The Nelson Museum, Archives and Gallery is ushering in a new era with a new brand, new website, and a new exhibition opening this month, which takes a deep dive into the past, present, and future of the museum.

Using a variety of interactive and multimedia tools, Where We Stand invites the viewer to discover the substantial history of the museum, the way in which we interact with our community — past, present and future — and how we move forward together.

The exhibition opens Friday, November 18 with a reception at 7 p.m., and runs through February 2023.  

Where We Stand compiles the many resources that guide the museum’s work — with a special focus on national and international shifts, museum decolonization, and diversity, equity, inclusion and accessibility (DEIA) progress.

It also showcases recent film projects, exhibitions, and installations such as The REDress Project and Red Ribbon Round It. Audience members are encouraged to take part in an ongoing survey, which will be used to help inform the content in the new museum exhibition space (located on the second floor of the building), which is currently in the fundraising and early development stage.  

“The study of History is not static; our interpretation of the past is informed by current culture, lived experiences, and ongoing relationships,” says Nelson MAG Executive Director, Astrid Heyerdahl.

“It is our responsibility as the region’s gallery and archives to operate with an open mind and a willingness to expand our methodologies and understanding of the history of the region.

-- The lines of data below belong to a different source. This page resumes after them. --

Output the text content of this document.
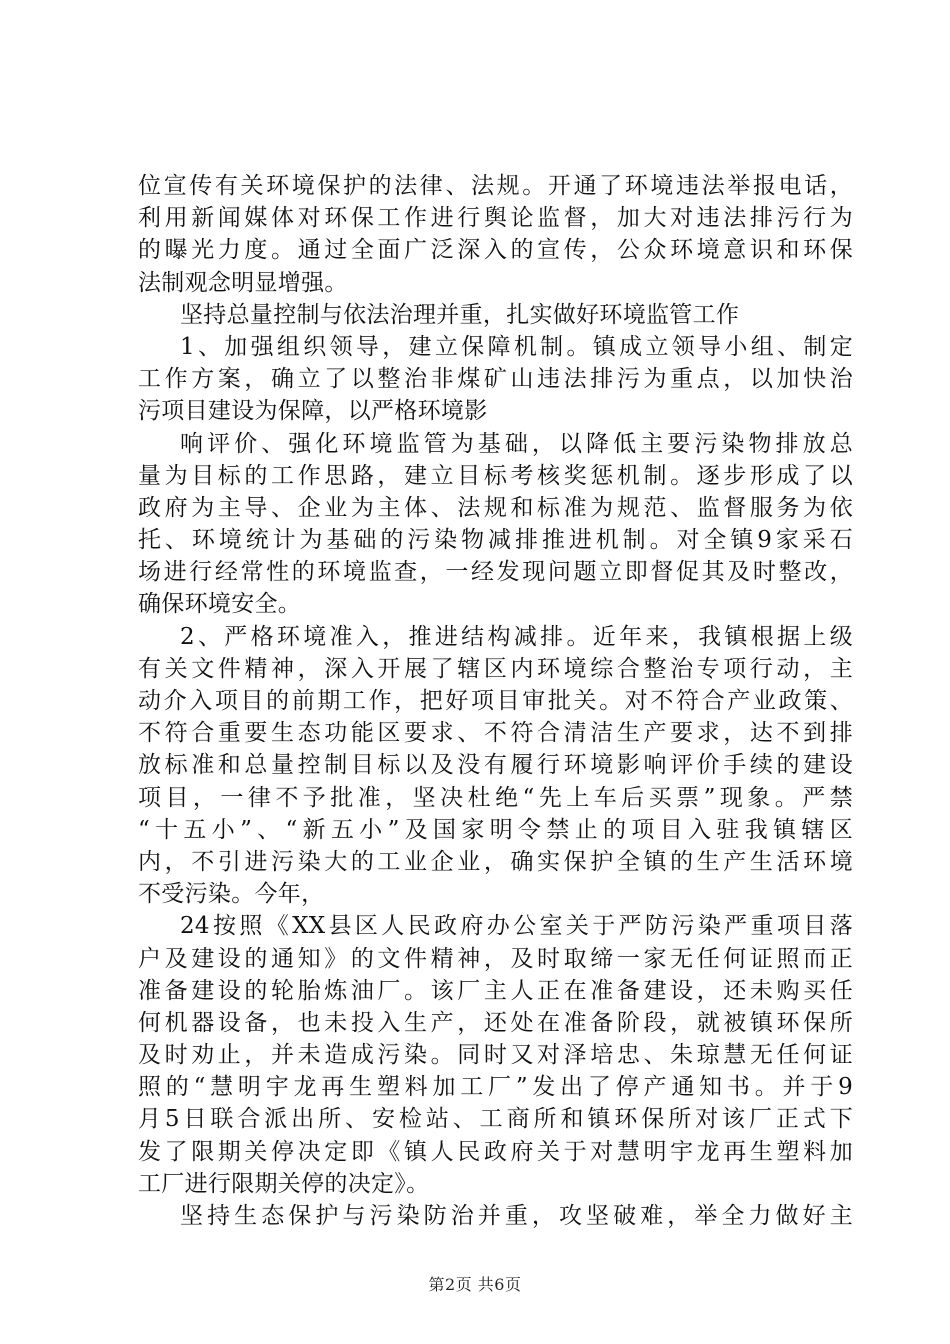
位宣传有关环境保护的法律、法规。开通了环境违法举报电话，
利用新闻媒体对环保工作进行舆论监督，加大对违法排污行为
的曝光力度。通过全面广泛深入的宣传，公众环境意识和环保
法制观念明显增强。
坚持总量控制与依法治理并重，扎实做好环境监管工作
1、加强组织领导，建立保障机制。镇成立领导小组、制定
工作方案，确立了以整治非煤矿山违法排污为重点，以加快治
污项目建设为保障，以严格环境影
响评价、强化环境监管为基础，以降低主要污染物排放总
量为目标的工作思路，建立目标考核奖惩机制。逐步形成了以
政府为主导、企业为主体、法规和标准为规范、监督服务为依
托、环境统计为基础的污染物减排推进机制。对全镇9家采石
场进行经常性的环境监查，一经发现问题立即督促其及时整改，
确保环境安全。
2、严格环境准入，推进结构减排。近年来，我镇根据上级
有关文件精神，深入开展了辖区内环境综合整治专项行动，主
动介入项目的前期工作，把好项目审批关。对不符合产业政策、
不符合重要生态功能区要求、不符合清洁生产要求，达不到排
放标准和总量控制目标以及没有履行环境影响评价手续的建设
项目，一律不予批准，坚决杜绝“先上车后买票”现象。严禁
“十五小”、“新五小”及国家明令禁止的项目入驻我镇辖区
内，不引进污染大的工业企业，确实保护全镇的生产生活环境
不受污染。今年，
24按照《XX县区人民政府办公室关于严防污染严重项目落
户及建设的通知》的文件精神，及时取缔一家无任何证照而正
准备建设的轮胎炼油厂。该厂主人正在准备建设，还未购买任
何机器设备，也未投入生产，还处在准备阶段，就被镇环保所
及时劝止，并未造成污染。同时又对泽培忠、朱琼慧无任何证
照的“慧明宇龙再生塑料加工厂”发出了停产通知书。并于9
月5日联合派出所、安检站、工商所和镇环保所对该厂正式下
发了限期关停决定即《镇人民政府关于对慧明宇龙再生塑料加
工厂进行限期关停的决定》。
坚持生态保护与污染防治并重，攻坚破难，举全力做好主
第2页 共6页
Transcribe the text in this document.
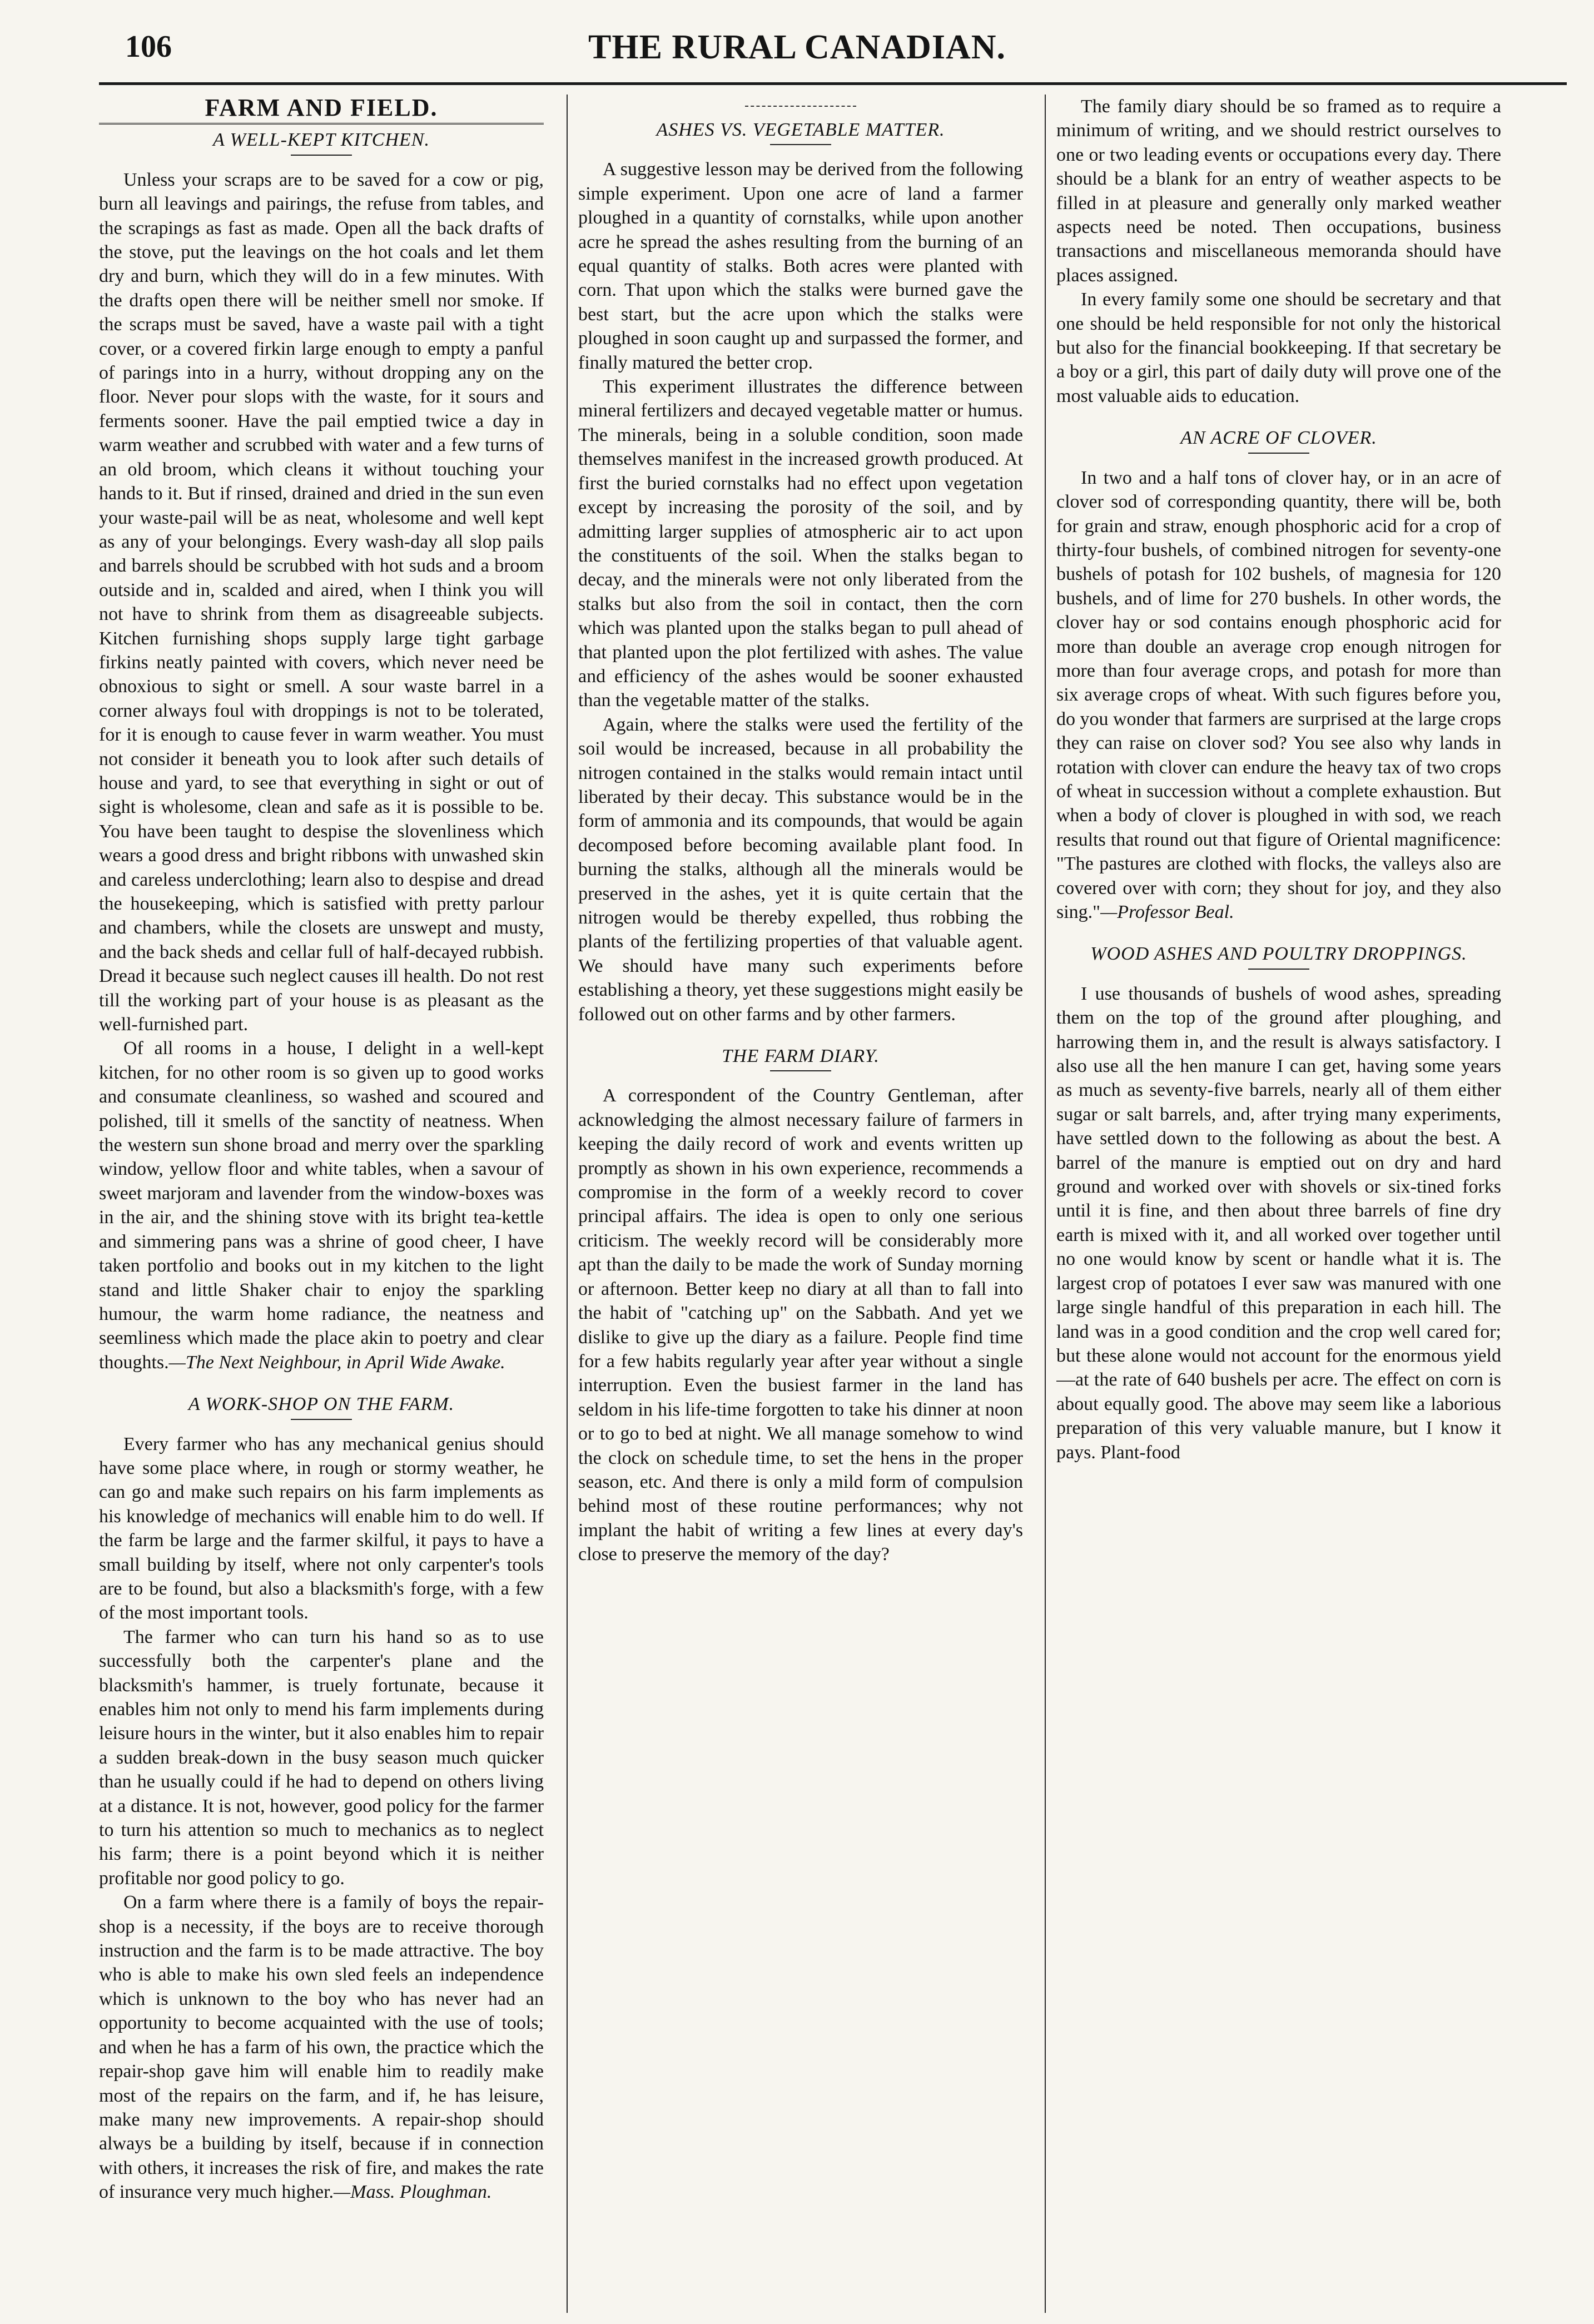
106	THE RURAL CANADIAN.
FARM AND FIELD.
A WELL-KEPT KITCHEN.

Unless your scraps are to be saved for a cow or pig, burn all leavings and pairings, the refuse from tables, and the scrapings as fast as made. Open all the back drafts of the stove, put the leavings on the hot coals and let them dry and burn, which they will do in a few minutes. With the drafts open there will be neither smell nor smoke. If the scraps must be saved, have a waste pail with a tight cover, or a covered firkin large enough to empty a panful of parings into in a hurry, without dropping any on the floor. Never pour slops with the waste, for it sours and ferments sooner. Have the pail emptied twice a day in warm weather and scrubbed with water and a few turns of an old broom, which cleans it without touching your hands to it. But if rinsed, drained and dried in the sun even your waste-pail will be as neat, wholesome and well kept as any of your belongings. Every wash-day all slop pails and barrels should be scrubbed with hot suds and a broom outside and in, scalded and aired, when I think you will not have to shrink from them as disagreeable subjects. Kitchen furnishing shops supply large tight garbage firkins neatly painted with covers, which never need be obnoxious to sight or smell. A sour waste barrel in a corner always foul with droppings is not to be tolerated, for it is enough to cause fever in warm weather. You must not consider it beneath you to look after such details of house and yard, to see that everything in sight or out of sight is wholesome, clean and safe as it is possible to be. You have been taught to despise the slovenliness which wears a good dress and bright ribbons with unwashed skin and careless underclothing; learn also to despise and dread the housekeeping, which is satisfied with pretty parlour and chambers, while the closets are unswept and musty, and the back sheds and cellar full of half-decayed rubbish. Dread it because such neglect causes ill health. Do not rest till the working part of your house is as pleasant as the well-furnished part.

Of all rooms in a house, I delight in a well-kept kitchen, for no other room is so given up to good works and consumate cleanliness, so washed and scoured and polished, till it smells of the sanctity of neatness. When the western sun shone broad and merry over the sparkling window, yellow floor and white tables, when a savour of sweet marjoram and lavender from the window-boxes was in the air, and the shining stove with its bright tea-kettle and simmering pans was a shrine of good cheer, I have taken portfolio and books out in my kitchen to the light stand and little Shaker chair to enjoy the sparkling humour, the warm home radiance, the neatness and seemliness which made the place akin to poetry and clear thoughts.—The Next Neighbour, in April Wide Awake.

A WORK-SHOP ON THE FARM.

Every farmer who has any mechanical genius should have some place where, in rough or stormy weather, he can go and make such repairs on his farm implements as his knowledge of mechanics will enable him to do well. If the farm be large and the farmer skilful, it pays to have a small building by itself, where not only carpenter's tools are to be found, but also a blacksmith's forge, with a few of the most important tools.

The farmer who can turn his hand so as to use successfully both the carpenter's plane and the blacksmith's hammer, is truely fortunate, because it enables him not only to mend his farm implements during leisure hours in the winter, but it also enables him to repair a sudden break-down in the busy season much quicker than he usually could if he had to depend on others living at a distance. It is not, however, good policy for the farmer to turn his attention so much to mechanics as to neglect his farm; there is a point beyond which it is neither profitable nor good policy to go.

On a farm where there is a family of boys the repair-shop is a necessity, if the boys are to receive thorough instruction and the farm is to be made attractive. The boy who is able to make his own sled feels an independence which is unknown to the boy who has never had an opportunity to become acquainted with the use of tools; and when he has a farm of his own, the practice which the repair-shop gave him will enable him to readily make most of the repairs on the farm, and if, he has leisure, make many new improvements. A repair-shop should always be a building by itself, because if in connection with others, it increases the risk of fire, and makes the rate of insurance very much higher.—Mass. Ploughman.

ASHES VS. VEGETABLE MATTER.

A suggestive lesson may be derived from the following simple experiment. Upon one acre of land a farmer ploughed in a quantity of cornstalks, while upon another acre he spread the ashes resulting from the burning of an equal quantity of stalks. Both acres were planted with corn. That upon which the stalks were burned gave the best start, but the acre upon which the stalks were ploughed in soon caught up and surpassed the former, and finally matured the better crop.

This experiment illustrates the difference between mineral fertilizers and decayed vegetable matter or humus. The minerals, being in a soluble condition, soon made themselves manifest in the increased growth produced. At first the buried cornstalks had no effect upon vegetation except by increasing the porosity of the soil, and by admitting larger supplies of atmospheric air to act upon the constituents of the soil. When the stalks began to decay, and the minerals were not only liberated from the stalks but also from the soil in contact, then the corn which was planted upon the stalks began to pull ahead of that planted upon the plot fertilized with ashes. The value and efficiency of the ashes would be sooner exhausted than the vegetable matter of the stalks.

Again, where the stalks were used the fertility of the soil would be increased, because in all probability the nitrogen contained in the stalks would remain intact until liberated by their decay. This substance would be in the form of ammonia and its compounds, that would be again decomposed before becoming available plant food. In burning the stalks, although all the minerals would be preserved in the ashes, yet it is quite certain that the nitrogen would be thereby expelled, thus robbing the plants of the fertilizing properties of that valuable agent. We should have many such experiments before establishing a theory, yet these suggestions might easily be followed out on other farms and by other farmers.

THE FARM DIARY.

A correspondent of the Country Gentleman, after acknowledging the almost necessary failure of farmers in keeping the daily record of work and events written up promptly as shown in his own experience, recommends a compromise in the form of a weekly record to cover principal affairs. The idea is open to only one serious criticism. The weekly record will be considerably more apt than the daily to be made the work of Sunday morning or afternoon. Better keep no diary at all than to fall into the habit of "catching up" on the Sabbath. And yet we dislike to give up the diary as a failure. People find time for a few habits regularly year after year without a single interruption. Even the busiest farmer in the land has seldom in his life-time forgotten to take his dinner at noon or to go to bed at night. We all manage somehow to wind the clock on schedule time, to set the hens in the proper season, etc. And there is only a mild form of compulsion behind most of these routine performances; why not implant the habit of writing a few lines at every day's close to preserve the memory of the day?

The family diary should be so framed as to require a minimum of writing, and we should restrict ourselves to one or two leading events or occupations every day. There should be a blank for an entry of weather aspects to be filled in at pleasure and generally only marked weather aspects need be noted. Then occupations, business transactions and miscellaneous memoranda should have places assigned.

In every family some one should be secretary and that one should be held responsible for not only the historical but also for the financial bookkeeping. If that secretary be a boy or a girl, this part of daily duty will prove one of the most valuable aids to education.

AN ACRE OF CLOVER.

In two and a half tons of clover hay, or in an acre of clover sod of corresponding quantity, there will be, both for grain and straw, enough phosphoric acid for a crop of thirty-four bushels, of combined nitrogen for seventy-one bushels of potash for 102 bushels, of magnesia for 120 bushels, and of lime for 270 bushels. In other words, the clover hay or sod contains enough phosphoric acid for more than double an average crop enough nitrogen for more than four average crops, and potash for more than six average crops of wheat. With such figures before you, do you wonder that farmers are surprised at the large crops they can raise on clover sod? You see also why lands in rotation with clover can endure the heavy tax of two crops of wheat in succession without a complete exhaustion. But when a body of clover is ploughed in with sod, we reach results that round out that figure of Oriental magnificence: "The pastures are clothed with flocks, the valleys also are covered over with corn; they shout for joy, and they also sing."—Professor Beal.

WOOD ASHES AND POULTRY DROPPINGS.

I use thousands of bushels of wood ashes, spreading them on the top of the ground after ploughing, and harrowing them in, and the result is always satisfactory. I also use all the hen manure I can get, having some years as much as seventy-five barrels, nearly all of them either sugar or salt barrels, and, after trying many experiments, have settled down to the following as about the best. A barrel of the manure is emptied out on dry and hard ground and worked over with shovels or six-tined forks until it is fine, and then about three barrels of fine dry earth is mixed with it, and all worked over together until no one would know by scent or handle what it is. The largest crop of potatoes I ever saw was manured with one large single handful of this preparation in each hill. The land was in a good condition and the crop well cared for; but these alone would not account for the enormous yield—at the rate of 640 bushels per acre. The effect on corn is about equally good. The above may seem like a laborious preparation of this very valuable manure, but I know it pays. Plant-food
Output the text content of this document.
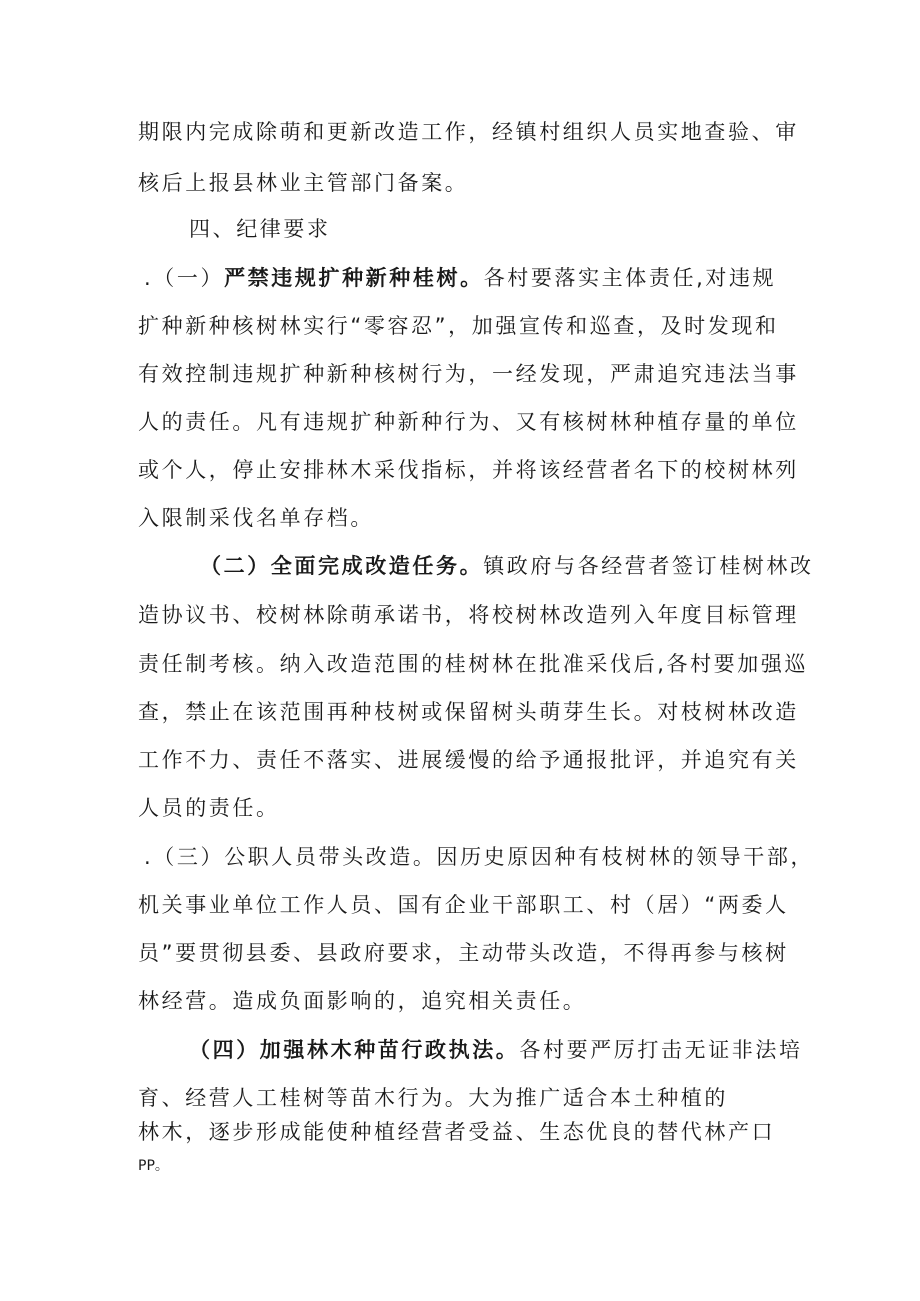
期限内完成除萌和更新改造工作，经镇村组织人员实地查验、审
核后上报县林业主管部门备案。
四、纪律要求
.（一）严禁违规扩种新种桂树。各村要落实主体责任,对违规
扩种新种核树林实行“零容忍”，加强宣传和巡查，及时发现和
有效控制违规扩种新种核树行为，一经发现，严肃追究违法当事
人的责任。凡有违规扩种新种行为、又有核树林种植存量的单位
或个人，停止安排林木采伐指标，并将该经营者名下的校树林列
入限制采伐名单存档。
（二）全面完成改造任务。镇政府与各经营者签订桂树林改
造协议书、校树林除萌承诺书，将校树林改造列入年度目标管理
责任制考核。纳入改造范围的桂树林在批准采伐后,各村要加强巡
查，禁止在该范围再种枝树或保留树头萌芽生长。对枝树林改造
工作不力、责任不落实、进展缓慢的给予通报批评，并追究有关
人员的责任。
.（三）公职人员带头改造。因历史原因种有枝树林的领导干部，
机关事业单位工作人员、国有企业干部职工、村（居）“两委人
员”要贯彻县委、县政府要求，主动带头改造，不得再参与核树
林经营。造成负面影响的，追究相关责任。
（四）加强林木种苗行政执法。各村要严厉打击无证非法培
育、经营人工桂树等苗木行为。大为推广适合本土种植的
林木，逐步形成能使种植经营者受益、生态优良的替代林产口
PP。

Where We Stand is an opportunity to share with the community all that we have been learning.” 

Past exhibitions highlighted in Where We Stand include Kootenay Pride: We Love a Parade! (2021), She. We. They. The Women’s Show (2018), Metis Art and History (2020), and Gu Xiong’s The Unknown Remains (2019). These exhibitions explore LGBTQ2S+ advocacy, prominent women in the region’s history, an exploration of Métis history and culture, and migration, respectively.